In Staatsburg, about five miles north of the Vanderbilt mansion , reigns the Staatsburgh State Historic Site (Old Post Rd., off Rte. 9, 845/889-8851, 10 a.m.–5 p.m. Tues.–Sat. and noon–5 p.m. Sun. Apr.–Sept., call for off-season hours, adults $6, seniors $4, children 5–12 $1). Also known as Mills Mansion, the vast 65-room hilltop hideout is in a continual process of being restored.
Guides take visitors through a series of cavernous rooms—some plush with Louis XIV, XV, and XVI furnishings, others filled with craftspeople busy at restoration work. The most beautiful room is the long dining room, flanked with Flemish tapestries and large windows overlooking the Hudson.

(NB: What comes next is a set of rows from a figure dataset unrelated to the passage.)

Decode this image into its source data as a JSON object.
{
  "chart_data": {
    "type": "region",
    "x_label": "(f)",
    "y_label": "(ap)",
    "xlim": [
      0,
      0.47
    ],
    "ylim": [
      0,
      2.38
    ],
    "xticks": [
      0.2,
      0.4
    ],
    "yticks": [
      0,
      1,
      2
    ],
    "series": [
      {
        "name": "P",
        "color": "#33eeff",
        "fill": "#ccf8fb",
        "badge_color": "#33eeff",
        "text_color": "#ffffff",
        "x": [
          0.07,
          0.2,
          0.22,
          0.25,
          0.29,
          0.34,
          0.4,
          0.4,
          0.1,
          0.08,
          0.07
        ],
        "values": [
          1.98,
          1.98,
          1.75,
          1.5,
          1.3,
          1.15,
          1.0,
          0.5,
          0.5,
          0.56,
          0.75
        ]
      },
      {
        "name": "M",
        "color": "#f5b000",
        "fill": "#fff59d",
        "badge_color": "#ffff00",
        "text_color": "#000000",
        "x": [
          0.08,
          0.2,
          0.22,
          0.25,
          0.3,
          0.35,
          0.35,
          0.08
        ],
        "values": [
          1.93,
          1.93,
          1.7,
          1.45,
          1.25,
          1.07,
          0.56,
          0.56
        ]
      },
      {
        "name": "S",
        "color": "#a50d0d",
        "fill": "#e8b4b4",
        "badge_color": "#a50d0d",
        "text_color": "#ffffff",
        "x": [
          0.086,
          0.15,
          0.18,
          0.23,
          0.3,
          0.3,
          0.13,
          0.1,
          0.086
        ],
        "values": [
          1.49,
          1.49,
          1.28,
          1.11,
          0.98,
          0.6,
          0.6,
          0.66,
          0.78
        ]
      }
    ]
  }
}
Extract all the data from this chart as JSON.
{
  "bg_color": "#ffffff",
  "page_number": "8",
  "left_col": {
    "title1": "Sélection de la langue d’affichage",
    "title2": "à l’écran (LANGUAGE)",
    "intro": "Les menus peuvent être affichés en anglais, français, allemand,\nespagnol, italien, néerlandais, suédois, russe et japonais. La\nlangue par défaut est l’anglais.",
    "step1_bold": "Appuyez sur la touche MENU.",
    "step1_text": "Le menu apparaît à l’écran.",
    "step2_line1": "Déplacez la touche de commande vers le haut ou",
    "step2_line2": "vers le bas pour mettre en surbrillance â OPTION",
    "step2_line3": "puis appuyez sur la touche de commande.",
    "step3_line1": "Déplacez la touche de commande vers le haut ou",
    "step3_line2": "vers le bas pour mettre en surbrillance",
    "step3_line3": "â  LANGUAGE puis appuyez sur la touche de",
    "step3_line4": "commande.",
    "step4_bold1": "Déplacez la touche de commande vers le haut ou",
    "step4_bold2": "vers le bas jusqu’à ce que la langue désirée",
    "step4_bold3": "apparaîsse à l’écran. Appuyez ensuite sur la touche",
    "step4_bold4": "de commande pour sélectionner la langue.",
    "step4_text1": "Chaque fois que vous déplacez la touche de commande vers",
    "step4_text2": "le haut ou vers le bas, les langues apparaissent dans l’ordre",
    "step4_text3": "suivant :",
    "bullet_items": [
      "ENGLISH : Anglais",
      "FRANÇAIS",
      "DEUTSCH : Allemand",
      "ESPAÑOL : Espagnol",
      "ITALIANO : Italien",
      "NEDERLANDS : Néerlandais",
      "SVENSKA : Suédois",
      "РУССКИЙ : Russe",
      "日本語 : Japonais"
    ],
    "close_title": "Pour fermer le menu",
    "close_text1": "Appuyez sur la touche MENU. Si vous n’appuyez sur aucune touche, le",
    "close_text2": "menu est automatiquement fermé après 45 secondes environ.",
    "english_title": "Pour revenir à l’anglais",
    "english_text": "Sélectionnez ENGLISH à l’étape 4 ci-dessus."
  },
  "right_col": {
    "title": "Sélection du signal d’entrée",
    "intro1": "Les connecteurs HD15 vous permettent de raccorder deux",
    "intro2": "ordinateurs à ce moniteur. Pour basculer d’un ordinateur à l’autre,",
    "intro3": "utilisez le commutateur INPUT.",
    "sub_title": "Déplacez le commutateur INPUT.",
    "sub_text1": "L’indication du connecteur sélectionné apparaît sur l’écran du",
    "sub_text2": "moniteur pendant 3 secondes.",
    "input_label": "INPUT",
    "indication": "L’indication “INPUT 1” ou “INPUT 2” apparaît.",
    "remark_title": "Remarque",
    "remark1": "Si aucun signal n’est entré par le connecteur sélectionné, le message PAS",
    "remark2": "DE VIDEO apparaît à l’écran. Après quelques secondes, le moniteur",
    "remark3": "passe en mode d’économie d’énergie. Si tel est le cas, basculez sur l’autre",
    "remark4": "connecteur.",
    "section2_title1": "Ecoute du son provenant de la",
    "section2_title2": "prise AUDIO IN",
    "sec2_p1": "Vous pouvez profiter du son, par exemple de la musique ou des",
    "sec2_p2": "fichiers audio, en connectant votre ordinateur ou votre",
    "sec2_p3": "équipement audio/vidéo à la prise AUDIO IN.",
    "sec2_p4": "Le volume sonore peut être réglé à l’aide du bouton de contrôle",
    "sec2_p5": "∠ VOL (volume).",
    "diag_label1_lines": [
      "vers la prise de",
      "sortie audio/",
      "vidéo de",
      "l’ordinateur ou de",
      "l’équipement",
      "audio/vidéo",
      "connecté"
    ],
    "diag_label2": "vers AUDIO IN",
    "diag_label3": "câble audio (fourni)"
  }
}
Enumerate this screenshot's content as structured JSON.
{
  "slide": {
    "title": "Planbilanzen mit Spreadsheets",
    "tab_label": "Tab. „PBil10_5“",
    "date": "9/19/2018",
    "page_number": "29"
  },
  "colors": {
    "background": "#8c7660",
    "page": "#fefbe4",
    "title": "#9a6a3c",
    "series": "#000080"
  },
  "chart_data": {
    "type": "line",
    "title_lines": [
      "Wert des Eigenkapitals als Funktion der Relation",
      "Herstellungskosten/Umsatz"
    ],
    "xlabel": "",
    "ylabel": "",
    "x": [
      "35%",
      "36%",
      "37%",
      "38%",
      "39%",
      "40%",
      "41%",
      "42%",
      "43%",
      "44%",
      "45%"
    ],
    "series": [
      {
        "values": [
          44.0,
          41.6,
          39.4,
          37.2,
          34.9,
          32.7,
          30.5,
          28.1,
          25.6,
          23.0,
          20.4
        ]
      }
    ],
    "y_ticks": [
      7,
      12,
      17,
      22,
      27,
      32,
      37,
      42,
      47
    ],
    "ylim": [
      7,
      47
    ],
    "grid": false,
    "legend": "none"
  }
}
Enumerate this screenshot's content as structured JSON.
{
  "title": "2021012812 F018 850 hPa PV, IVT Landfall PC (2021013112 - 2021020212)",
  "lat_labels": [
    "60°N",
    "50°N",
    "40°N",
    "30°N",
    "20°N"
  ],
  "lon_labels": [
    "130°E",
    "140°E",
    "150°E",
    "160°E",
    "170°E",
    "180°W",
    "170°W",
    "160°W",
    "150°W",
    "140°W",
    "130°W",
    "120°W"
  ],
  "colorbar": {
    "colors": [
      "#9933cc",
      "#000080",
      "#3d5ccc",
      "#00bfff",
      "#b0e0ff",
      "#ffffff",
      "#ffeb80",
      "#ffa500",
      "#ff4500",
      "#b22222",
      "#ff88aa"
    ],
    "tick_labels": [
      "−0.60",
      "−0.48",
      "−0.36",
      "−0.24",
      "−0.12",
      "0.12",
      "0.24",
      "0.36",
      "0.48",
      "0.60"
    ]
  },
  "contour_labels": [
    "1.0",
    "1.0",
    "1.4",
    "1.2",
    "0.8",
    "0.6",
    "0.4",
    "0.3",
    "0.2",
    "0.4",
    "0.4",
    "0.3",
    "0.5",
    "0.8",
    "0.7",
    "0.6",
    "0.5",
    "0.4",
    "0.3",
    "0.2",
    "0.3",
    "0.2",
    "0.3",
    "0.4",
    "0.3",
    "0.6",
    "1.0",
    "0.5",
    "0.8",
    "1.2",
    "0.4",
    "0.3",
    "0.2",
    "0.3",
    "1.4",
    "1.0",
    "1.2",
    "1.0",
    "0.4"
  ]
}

Parts of Mills Mansion date back to 1825, but most of the house was built in 1896 by McKim, Mead & White. Once owned by financier Ogden Mills, the mansion was frequented by Edith Wharton, who used it as the model for the Trenor estate, Bellomont, in The House of Mirth.
Surrounding Mills Mansion is Mills-Norrie State Park (845/889-4646, dawn–dusk daily), a 1,000-acre preserve with a marina, campground, small environmental museum, and two nine-hole golf courses. Scenic hiking trails run along the west side of the park, overlooking the Hudson. The 55-site campground is open May–October; for reservations, call 800/456-CAMP.